Siempre soñé con que a los 40 años iba a correr el Maratón de Nueva York. De manera que la siguiente es la crónica de un sueño cumplido para este bahiense, de 40 años. La noche anterior al evento dormí muy poco: la excitación era terrible, y la incertidumbre de saber si podría recorrer o no los 42 kilómetros me tenía en vilo.

 Siempre soñé con que a los 40 años iba a correr el Maratón de Nueva York. De manera que la siguiente es la crónica de un sueño cumplido para este bahiense, de 40 años.


 La noche anterior al evento dormí muy poco: la excitación era terrible, y la incertidumbre de saber si podría recorrer o no los 42 kilómetros me tenía en vilo.


 Puse el despertador a las 5, ya que una hora después debía bajar al lobby del hotel para juntarme con los otros 120 representantes de la Argentina que estaban alojados allí, y también con mi amigo y compañero de entrenamiento, Pablo.


 Exactamente las 6.30 de la mañana, del domingo 7 de noviembre de 2010, me despedí de mi mujer y subí al colectivo que nos llevaría al Staten Island. La llegada fue impresionante, tanto el espectáculo como la organización. Un número y un color te dejaban afuera o adentro. Sin negociación posible. Pues a mí me tocó el naranja.


 Desde la multitud un tipo con acento indescifrable, me dijo: "Suerte, Diego". Me pregunté de dónde me conocía. Pero no era a mi. La camiseta decía Argentina y no se trataba de Diego Villar, sino de Maradona.
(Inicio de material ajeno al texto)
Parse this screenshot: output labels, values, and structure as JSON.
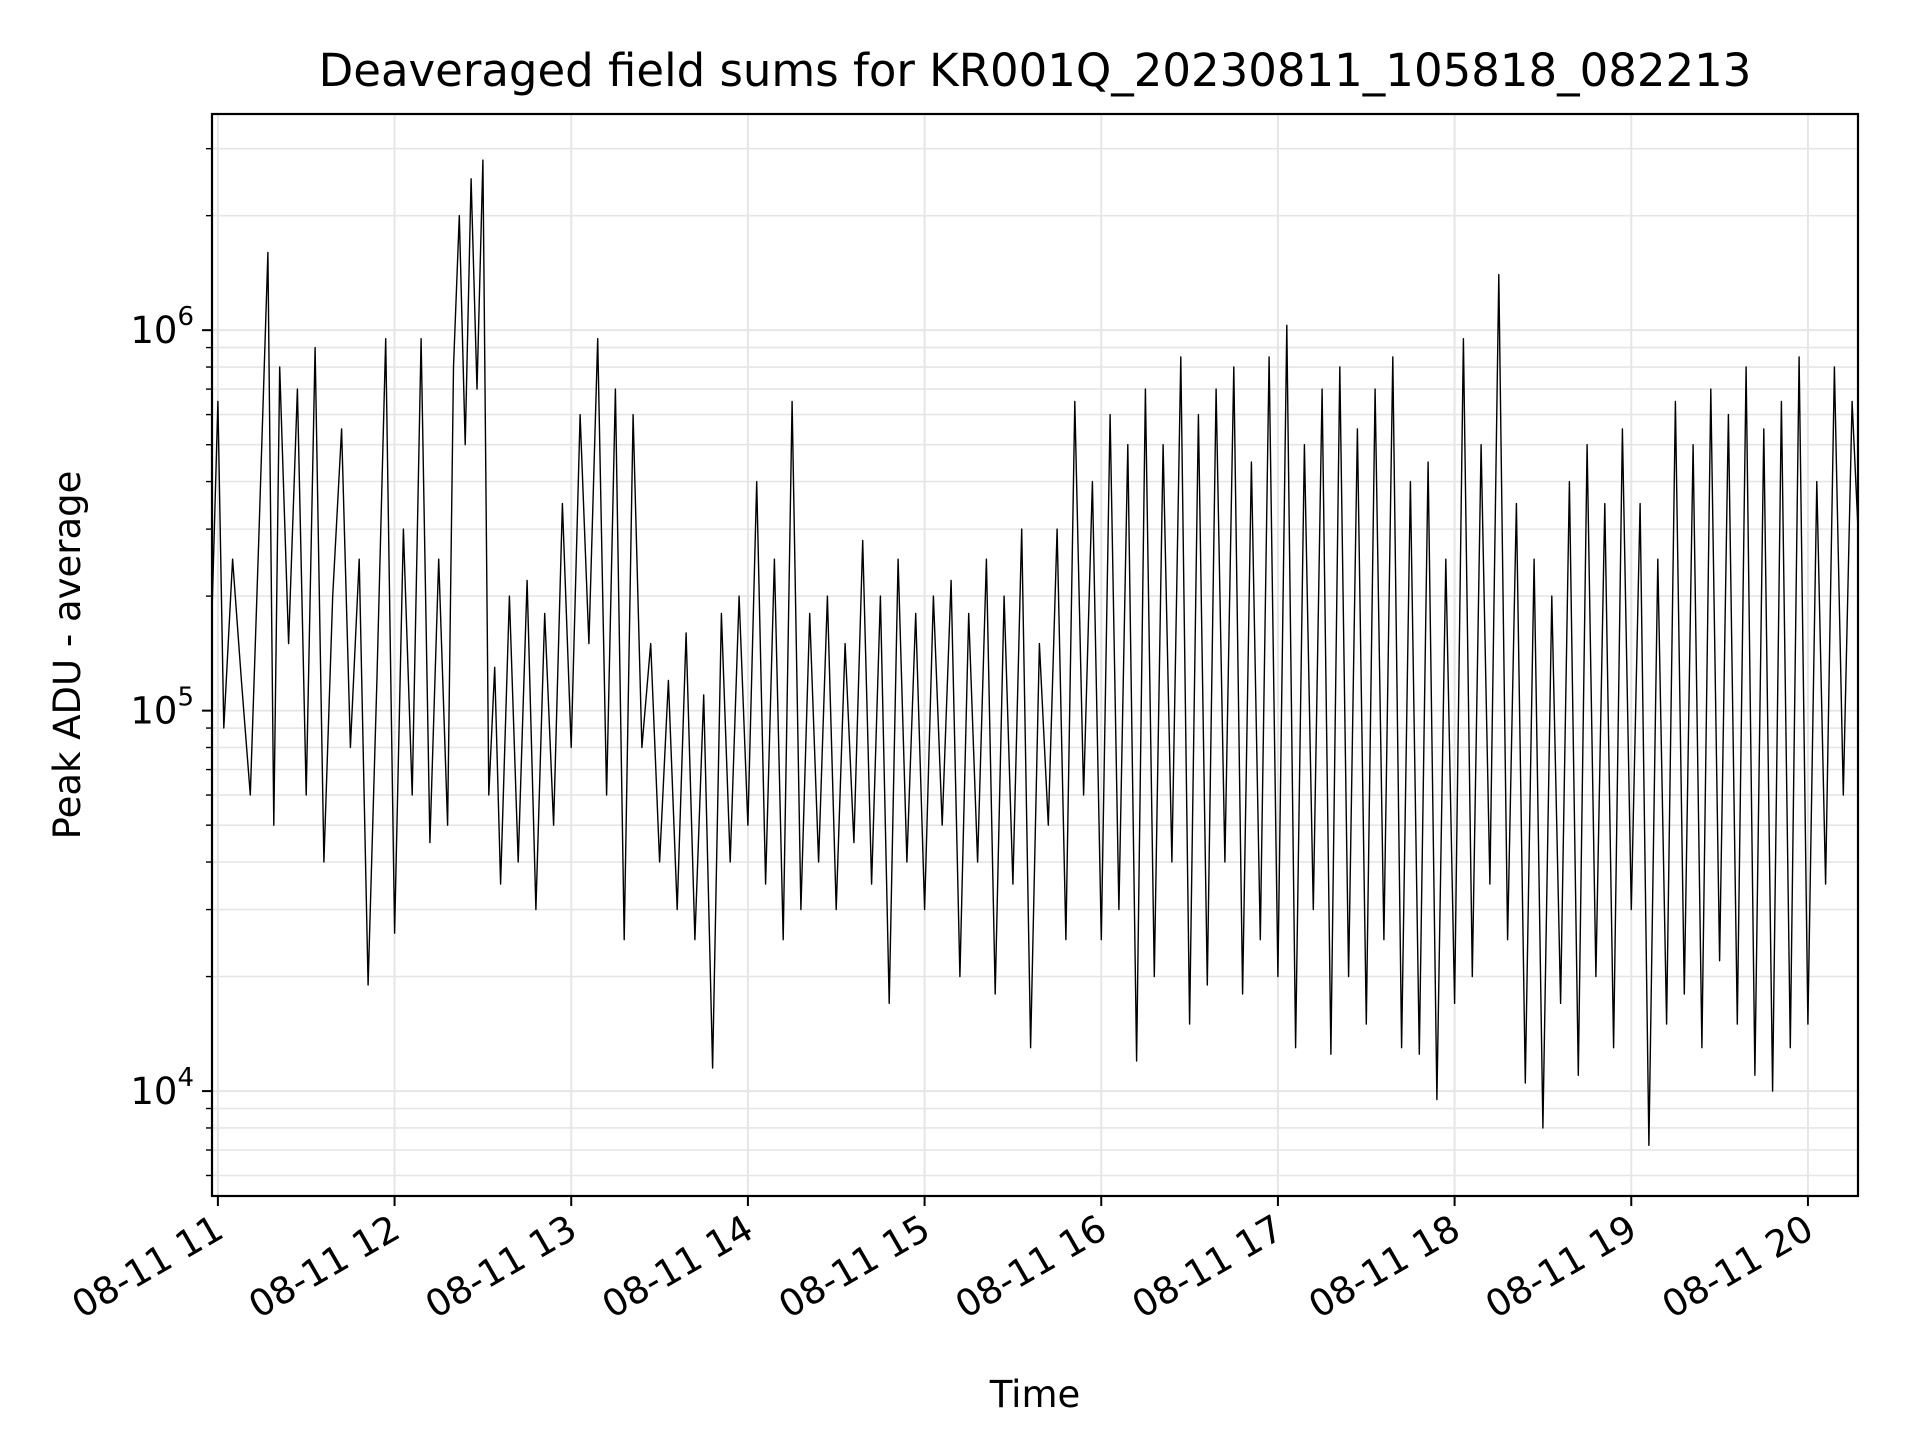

 Al cabo de un rato, anunciaron que había que acercarse a la largada, que estaban por cerrar los corrales. Y de pronto ahí estábamos, en medio de la muchedumbre a punto de empezar a caminar hasta el inicio de mi sueño, que empezó, como todo en los Estados Unidos, con el himno cantado a capella.


 En ese punto recordé los meses de entrenamiento, el sacrificio, los días de calor y de lluvia, mis hijos lejos... Después del himno, otro clásico: "New York, New York", de Frank Sinatra, cantada por todos y cada uno de los participantes. Y al final la fiesta: el tremendo cañonazo de largada que disparó en mi el recuerdo de la última frase de mi entrenador Miguel: "Diego, corré con la cabeza y sabe que el secreto de correr es correr".


 Me sequé las lágrimas de emoción y me dije: "andando". Luego de casi 10 minutos pasé por debajo del arco de largada y puse en cero el cronómetro para tener mi tiempo personal. Era justo el inicio del puente colgante Verazzano, de 3 kilómetros, uno de los más largos del mundo, que une la isla con New York. Como suele suceder, salimos como locos por lo menos el primer kilómetro, hasta bajar la ansiedad.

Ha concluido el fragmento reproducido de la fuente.